LB本社近くのインターを降り、信号待ちをしている最中に小さい頃の記憶が蘇った。叔父のシルビアに乗せもらった時の記憶だ。叔父は僕の右手をシフトノブに導き、僕の拳ごと大きな手で包み込んでギアチェンジしてくれた。
TSUKASAの右手をシフトレバーに置く。1、2、3の掛け声と共にシフトレバーを動かす。3つくらい交差点を過ぎた後は、一人でもできるようになった。聞けば小さなシフトレバーのおもちゃで日々練習しているらしい。未来のエンスーが確実に育っていることを知って、アラカンのクルマ好きは大いに喜んだ。

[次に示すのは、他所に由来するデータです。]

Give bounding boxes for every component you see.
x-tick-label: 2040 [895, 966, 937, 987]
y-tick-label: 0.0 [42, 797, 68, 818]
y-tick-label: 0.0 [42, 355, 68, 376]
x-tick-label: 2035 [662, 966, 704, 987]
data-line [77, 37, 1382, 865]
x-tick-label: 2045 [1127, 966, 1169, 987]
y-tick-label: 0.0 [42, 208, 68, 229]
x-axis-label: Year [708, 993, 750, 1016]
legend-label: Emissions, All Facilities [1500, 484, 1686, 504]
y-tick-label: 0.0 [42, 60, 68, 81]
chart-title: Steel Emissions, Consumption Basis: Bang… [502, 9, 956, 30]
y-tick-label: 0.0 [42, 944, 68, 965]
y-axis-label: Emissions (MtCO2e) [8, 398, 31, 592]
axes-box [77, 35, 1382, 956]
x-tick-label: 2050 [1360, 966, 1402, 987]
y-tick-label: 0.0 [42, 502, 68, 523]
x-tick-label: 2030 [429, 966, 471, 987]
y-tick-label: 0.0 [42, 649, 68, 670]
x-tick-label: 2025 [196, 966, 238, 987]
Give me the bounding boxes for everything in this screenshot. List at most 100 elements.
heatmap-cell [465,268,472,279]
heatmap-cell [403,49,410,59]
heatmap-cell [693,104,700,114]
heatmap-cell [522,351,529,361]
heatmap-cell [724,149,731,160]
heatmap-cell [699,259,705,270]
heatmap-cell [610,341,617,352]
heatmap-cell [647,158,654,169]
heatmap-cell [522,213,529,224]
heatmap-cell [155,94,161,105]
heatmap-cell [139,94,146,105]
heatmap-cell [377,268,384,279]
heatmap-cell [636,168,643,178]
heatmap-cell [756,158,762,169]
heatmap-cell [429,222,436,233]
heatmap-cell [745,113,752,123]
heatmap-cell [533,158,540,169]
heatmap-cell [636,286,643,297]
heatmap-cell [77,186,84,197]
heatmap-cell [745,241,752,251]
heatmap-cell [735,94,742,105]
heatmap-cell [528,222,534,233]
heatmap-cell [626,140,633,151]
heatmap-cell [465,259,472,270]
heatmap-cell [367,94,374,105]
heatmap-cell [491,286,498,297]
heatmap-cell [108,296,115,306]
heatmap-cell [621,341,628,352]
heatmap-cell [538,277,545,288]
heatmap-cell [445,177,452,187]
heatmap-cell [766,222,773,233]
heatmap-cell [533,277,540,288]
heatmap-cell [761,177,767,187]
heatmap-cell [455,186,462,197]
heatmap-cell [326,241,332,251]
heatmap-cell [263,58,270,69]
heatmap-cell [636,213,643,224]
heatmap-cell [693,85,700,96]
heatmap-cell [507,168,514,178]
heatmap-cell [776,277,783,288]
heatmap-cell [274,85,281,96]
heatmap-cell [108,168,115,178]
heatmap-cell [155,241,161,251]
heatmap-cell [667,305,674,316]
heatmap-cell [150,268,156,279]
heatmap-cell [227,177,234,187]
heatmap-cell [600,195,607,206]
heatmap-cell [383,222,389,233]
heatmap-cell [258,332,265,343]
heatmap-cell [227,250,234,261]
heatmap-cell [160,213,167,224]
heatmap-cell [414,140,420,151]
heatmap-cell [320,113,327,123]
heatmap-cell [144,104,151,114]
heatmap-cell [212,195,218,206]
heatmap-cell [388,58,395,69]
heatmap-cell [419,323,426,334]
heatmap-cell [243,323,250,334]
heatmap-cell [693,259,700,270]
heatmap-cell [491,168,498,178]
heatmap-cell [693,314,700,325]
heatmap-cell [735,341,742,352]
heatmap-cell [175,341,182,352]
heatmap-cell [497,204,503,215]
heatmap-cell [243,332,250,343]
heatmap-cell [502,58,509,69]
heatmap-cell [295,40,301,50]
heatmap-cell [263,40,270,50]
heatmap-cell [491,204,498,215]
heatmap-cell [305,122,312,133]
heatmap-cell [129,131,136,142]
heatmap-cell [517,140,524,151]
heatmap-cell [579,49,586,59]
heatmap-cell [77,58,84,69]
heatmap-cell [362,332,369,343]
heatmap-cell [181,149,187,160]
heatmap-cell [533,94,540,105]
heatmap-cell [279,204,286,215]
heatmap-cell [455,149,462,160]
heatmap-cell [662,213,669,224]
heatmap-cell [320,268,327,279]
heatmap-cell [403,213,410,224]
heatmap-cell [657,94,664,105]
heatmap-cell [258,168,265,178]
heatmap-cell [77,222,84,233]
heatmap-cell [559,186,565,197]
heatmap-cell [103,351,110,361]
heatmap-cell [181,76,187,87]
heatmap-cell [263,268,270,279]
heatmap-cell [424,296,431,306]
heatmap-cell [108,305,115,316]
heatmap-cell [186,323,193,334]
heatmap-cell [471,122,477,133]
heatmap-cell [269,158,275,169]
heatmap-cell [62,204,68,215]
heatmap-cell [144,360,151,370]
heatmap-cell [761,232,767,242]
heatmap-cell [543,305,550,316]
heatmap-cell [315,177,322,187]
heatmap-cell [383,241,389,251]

LB本社では加藤代表が待ち受けていた。「子供たちが目の色を変えて集まってくるようなかっこいいクルマを見せてあげたい。僕らは不出来なモノマネかもしれないけれど、それでいいのよ。こうしてたくさんの子供達が喜んでくれたなら」
LB本社に併設のカフェはファミリィや海外ツーリストたちで大いに賑わっていた。スタッフもちゃんと教育されているから、親たちも安心して自分の子供をはしゃぐに任せていい空間になっている。クルマの未来を担う熱きステージがそこにあった。